Muitos colegas missionários, missionárias, familiares e amigos do padre Jaime deixaram muitas mensagens e testemunhos sobre ele, dizendo que era um homem muito ponderado e de fé profunda, grande conselheiro, uma presença amiga que inspirava respeito e admiração. O seu dom de acolhimento e o seu carinho eram impressionantes. Era doce nas palavras e nos gestos. Apresentava sempre um sorriso. Era um homem sereno, de grande coração e com muita capacidade de escuta, exemplo de dedicação e serviço de ‘todos, todos, todos’. Diamantino Antunes, bispo de Tete, em Moçambique, e o padre João Nascimento, missionário da Consolata em Moçambique, também enviaram os seus testemunhos dizendo: “Em Moçambique o padre Jaime era muito conhecido e apreciado pelo seu testemunho de vida e atividade missionária. Uma presença determinante no acolhimento aos missionários”.
Hora da despedida
Dois dias antes da morte do nosso querido Jaime, eu e o padre Pietro Plona, fomos visitá-lo no Hospital Santo André, em Leiria. Ele estava muito sereno, consciente e falava. Quando nos viu a entrar, disse logo: “Finalmente! Finalmente!” ‘Finalmente’, porque tinha chegado a sua hora. ‘Finalmente’, porque ele não viveu para si mesmo. “Viveu para o Senhor” – como disse o apóstolo São Paulo aos Romanos. ‘Finalmente’ porque queria despedir-se dos irmãos. ‘Finalmente’, como o velho Simeão, ‘homem justo e piedoso’, que tomou o menino Jesus nos braços e bendisse a Deus, dizendo: “Agora, Senhor, segundo a tua palavra, deixarás ir em paz o teu servo” (Lc 2,28-29). Finalmente…!

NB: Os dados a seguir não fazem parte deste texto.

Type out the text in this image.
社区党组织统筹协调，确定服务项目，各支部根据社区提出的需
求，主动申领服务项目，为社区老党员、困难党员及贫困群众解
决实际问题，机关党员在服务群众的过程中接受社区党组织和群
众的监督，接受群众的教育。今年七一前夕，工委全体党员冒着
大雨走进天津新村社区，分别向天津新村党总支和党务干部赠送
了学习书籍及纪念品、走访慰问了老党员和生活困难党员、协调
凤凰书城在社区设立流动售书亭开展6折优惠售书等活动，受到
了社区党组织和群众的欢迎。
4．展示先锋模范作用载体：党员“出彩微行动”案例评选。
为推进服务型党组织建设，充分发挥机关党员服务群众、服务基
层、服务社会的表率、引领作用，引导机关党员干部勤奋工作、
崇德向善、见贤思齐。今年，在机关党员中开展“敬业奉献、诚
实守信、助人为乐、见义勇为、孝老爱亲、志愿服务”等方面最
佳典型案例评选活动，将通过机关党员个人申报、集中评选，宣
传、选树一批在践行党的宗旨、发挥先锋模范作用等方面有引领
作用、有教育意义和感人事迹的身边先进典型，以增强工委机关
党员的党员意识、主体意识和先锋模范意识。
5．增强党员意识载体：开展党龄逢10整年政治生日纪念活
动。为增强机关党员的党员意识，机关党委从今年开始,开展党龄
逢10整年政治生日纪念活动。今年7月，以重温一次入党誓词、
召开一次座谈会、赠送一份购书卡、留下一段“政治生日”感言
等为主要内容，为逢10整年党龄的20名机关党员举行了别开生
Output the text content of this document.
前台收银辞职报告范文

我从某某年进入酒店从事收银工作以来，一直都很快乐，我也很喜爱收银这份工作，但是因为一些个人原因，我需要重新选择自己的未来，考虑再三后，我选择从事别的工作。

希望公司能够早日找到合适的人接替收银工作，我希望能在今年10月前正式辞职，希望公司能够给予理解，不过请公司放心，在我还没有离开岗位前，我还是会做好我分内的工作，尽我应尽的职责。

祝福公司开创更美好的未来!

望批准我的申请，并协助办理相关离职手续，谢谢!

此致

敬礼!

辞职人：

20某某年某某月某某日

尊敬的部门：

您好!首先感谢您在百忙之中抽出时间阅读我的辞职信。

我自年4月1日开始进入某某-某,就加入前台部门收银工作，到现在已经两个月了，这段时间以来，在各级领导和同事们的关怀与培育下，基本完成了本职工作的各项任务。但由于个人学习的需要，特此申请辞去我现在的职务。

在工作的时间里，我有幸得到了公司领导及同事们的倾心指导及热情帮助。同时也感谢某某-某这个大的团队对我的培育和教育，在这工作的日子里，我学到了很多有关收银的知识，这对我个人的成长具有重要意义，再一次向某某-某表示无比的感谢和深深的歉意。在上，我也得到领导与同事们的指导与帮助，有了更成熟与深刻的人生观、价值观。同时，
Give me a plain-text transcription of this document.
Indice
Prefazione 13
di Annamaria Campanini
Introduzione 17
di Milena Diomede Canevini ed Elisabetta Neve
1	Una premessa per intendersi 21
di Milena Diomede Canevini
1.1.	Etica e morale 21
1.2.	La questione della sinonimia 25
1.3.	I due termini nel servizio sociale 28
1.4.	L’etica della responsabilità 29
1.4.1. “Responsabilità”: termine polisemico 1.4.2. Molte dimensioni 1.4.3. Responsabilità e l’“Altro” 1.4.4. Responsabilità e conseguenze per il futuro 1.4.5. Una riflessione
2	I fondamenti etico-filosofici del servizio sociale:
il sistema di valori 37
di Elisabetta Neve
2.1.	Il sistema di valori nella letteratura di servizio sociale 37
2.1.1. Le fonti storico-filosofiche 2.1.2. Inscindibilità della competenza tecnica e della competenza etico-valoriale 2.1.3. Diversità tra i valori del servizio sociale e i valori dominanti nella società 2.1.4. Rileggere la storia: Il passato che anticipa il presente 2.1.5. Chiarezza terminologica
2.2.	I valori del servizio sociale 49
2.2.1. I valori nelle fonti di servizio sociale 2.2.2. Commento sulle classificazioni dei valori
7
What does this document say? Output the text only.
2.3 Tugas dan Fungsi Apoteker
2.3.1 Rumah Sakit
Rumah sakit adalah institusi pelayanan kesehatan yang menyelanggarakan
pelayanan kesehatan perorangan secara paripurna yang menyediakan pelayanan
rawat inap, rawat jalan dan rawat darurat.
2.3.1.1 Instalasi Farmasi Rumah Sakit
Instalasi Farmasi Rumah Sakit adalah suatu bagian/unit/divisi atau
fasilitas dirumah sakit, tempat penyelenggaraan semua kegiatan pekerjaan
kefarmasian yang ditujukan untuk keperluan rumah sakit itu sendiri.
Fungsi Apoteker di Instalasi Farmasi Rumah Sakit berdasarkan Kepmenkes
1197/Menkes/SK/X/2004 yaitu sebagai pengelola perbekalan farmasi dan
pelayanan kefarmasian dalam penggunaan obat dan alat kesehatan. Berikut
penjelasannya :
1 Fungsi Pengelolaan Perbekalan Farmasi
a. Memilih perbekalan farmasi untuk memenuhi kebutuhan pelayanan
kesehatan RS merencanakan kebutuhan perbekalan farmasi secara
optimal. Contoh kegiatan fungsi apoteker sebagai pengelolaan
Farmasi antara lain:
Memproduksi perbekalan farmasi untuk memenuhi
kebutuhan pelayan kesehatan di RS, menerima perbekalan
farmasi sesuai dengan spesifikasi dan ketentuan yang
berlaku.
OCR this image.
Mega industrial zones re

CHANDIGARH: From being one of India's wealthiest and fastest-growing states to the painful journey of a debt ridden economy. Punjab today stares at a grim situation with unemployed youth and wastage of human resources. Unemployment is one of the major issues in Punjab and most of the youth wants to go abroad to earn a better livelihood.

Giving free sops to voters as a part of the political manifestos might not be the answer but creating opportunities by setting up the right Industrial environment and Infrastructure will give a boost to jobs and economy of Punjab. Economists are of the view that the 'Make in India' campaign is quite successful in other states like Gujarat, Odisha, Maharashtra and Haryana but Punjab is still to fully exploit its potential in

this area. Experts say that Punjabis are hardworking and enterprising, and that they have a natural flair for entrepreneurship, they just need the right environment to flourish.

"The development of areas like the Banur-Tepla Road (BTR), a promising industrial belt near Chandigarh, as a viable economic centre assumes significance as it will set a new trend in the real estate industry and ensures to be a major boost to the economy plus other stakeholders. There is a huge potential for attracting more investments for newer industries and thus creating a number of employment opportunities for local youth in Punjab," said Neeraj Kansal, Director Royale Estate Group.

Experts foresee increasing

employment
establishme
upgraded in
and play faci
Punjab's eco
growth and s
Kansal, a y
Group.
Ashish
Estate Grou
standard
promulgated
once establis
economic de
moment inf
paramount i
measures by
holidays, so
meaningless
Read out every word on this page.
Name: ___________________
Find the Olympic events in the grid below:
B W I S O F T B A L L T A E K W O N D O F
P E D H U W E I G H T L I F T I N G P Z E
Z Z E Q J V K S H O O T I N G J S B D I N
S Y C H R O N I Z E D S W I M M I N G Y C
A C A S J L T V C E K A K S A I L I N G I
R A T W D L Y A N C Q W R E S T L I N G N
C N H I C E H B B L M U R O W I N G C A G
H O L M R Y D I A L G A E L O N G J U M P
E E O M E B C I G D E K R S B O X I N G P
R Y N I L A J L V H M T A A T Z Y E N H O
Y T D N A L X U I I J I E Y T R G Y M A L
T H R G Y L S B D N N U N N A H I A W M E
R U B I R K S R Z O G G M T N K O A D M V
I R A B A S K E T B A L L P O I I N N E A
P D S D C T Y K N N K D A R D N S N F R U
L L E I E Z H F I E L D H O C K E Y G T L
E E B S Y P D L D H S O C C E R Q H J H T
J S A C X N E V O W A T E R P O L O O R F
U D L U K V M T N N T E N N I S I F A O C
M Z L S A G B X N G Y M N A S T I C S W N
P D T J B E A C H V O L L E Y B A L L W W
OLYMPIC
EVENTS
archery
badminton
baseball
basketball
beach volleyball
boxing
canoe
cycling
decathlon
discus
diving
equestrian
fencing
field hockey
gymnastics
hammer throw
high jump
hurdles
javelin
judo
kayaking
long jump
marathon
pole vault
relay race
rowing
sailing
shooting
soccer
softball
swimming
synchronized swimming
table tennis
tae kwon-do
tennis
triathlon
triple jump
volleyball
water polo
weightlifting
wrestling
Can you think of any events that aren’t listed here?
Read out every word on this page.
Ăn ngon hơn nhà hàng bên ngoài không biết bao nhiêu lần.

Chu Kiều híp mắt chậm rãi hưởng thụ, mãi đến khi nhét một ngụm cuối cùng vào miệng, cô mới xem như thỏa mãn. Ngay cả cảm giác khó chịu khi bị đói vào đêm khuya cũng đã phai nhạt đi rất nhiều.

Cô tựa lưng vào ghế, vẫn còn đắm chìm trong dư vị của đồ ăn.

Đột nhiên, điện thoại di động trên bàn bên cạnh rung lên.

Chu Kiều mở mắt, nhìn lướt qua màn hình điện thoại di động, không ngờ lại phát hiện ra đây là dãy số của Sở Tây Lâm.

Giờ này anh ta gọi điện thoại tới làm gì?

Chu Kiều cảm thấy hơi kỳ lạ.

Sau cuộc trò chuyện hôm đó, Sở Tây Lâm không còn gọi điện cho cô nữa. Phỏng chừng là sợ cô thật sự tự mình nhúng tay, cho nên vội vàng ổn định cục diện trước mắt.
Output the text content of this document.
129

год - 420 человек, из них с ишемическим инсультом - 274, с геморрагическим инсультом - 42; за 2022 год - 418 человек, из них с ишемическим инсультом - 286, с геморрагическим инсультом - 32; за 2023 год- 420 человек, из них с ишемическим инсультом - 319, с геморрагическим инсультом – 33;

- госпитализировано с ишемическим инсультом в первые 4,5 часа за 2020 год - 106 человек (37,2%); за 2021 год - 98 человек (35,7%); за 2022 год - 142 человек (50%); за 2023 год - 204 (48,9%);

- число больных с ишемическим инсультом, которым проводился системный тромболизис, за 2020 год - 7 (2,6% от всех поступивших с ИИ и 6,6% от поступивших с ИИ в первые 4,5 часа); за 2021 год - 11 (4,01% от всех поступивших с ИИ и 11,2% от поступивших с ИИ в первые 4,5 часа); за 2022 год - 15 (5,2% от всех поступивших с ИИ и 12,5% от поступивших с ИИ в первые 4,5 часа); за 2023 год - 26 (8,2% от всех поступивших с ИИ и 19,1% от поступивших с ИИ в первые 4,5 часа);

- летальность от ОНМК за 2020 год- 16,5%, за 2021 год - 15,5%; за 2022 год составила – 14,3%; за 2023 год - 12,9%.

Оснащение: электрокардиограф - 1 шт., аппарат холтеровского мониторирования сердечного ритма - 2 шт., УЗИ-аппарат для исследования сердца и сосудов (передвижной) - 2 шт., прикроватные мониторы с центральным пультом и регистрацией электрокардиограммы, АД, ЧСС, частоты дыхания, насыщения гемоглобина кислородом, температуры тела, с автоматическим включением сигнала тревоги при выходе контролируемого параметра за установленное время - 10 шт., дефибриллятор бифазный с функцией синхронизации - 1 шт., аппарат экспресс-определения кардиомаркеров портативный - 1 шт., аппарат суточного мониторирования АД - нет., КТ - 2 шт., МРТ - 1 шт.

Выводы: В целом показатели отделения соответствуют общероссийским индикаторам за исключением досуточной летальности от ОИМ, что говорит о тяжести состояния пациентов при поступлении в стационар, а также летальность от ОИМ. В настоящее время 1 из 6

Quando dissemos ‘Até amanhã!’, uma vez que era costume alguém visitá-lo quase todos os dias, ele respondeu – “Não é preciso”. E não fomos… Não fomos porque não era preciso… A nossa vida pertence a Deus, e o Jaime, o homem de muita fé estava sempre consciente disso. Somos chamados a uma plenitude de vida com Deus. Uma plenitude que consiste na participação da própria vida de Deus. “Agora, Senhor, segundo a tua palavra, deixarás ir em paz o teu servo”.
Finalmente! Finalmente Jaime! Até já caríssimo Jaime!